Questions of status and the designation of a statutory court of limited jurisdiction as a "superior court of record" provide inadequate bases for reading down the clear and unambiguous language of Pt 11. As explained in Kirk v Industrial Court of New South Wales [2010] HCA 1; 239 CLR 531 at [55] the description of the Industrial Court as a "superior court of record" did not relieve it of liability to correction by this Court in its supervisory jurisdiction:
"In determining whether the errors of law that were made by Walton J permitted the grant of relief in the nature of certiorari, statutory identification of the Industrial Court as a 'superior court of record' is irrelevant."
For these reasons, there should be a grant of leave to appeal, the appeal should be upheld and the orders made in the Industrial Court set aside.
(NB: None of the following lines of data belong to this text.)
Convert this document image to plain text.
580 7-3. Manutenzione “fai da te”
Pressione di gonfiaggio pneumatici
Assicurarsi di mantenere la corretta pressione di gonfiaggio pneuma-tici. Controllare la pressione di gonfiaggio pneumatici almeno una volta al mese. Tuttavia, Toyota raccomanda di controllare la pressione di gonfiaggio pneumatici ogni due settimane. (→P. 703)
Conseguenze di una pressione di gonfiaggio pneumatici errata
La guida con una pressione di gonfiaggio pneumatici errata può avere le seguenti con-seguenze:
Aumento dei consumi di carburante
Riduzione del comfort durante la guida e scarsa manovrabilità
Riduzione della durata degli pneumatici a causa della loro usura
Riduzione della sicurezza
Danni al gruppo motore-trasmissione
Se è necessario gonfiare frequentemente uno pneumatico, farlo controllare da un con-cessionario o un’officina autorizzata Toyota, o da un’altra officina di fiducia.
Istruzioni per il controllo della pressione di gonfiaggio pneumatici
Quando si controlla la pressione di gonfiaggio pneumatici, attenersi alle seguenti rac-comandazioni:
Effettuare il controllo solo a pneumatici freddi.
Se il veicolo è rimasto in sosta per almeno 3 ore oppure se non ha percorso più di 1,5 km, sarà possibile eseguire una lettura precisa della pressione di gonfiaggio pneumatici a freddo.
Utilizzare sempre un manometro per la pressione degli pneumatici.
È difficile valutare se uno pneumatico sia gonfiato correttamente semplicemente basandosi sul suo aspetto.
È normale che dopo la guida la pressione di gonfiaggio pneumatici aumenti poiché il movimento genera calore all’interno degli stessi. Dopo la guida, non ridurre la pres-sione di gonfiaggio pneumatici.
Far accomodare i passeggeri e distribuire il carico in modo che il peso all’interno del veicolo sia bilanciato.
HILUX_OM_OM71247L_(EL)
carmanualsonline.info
The Court should make the following orders:
(1) Grant the applicant leave to appeal with respect to the judgment and orders of the Industrial Court of 5 December 2013.
(2) Set aside the orders of that Court dismissing the applicant's notice of motion and ordering that he pay Ms Sutton's costs of the motion.
(3) In place thereof, order that:
(a) the order of 21 October 2013 directing substituted service on the applicant of the first respondent's notice of motion filed on 15 May 2013 be set aside;
(b) declare that the Industrial Court is not able to authorise the service of originating process of the Court outside Australia;
(c) order the first respondent to pay the appellant's costs in the Industrial Court.(4) Order that the first respondent pay the applicant's costs in this Court.
(5) Grant the first respondent a certificate under the Suitors' Fund Act 1951 (NSW) with respect to her costs in this Court.
WARD JA: I agree with Basten JA's reasons and with the orders his Honour proposes.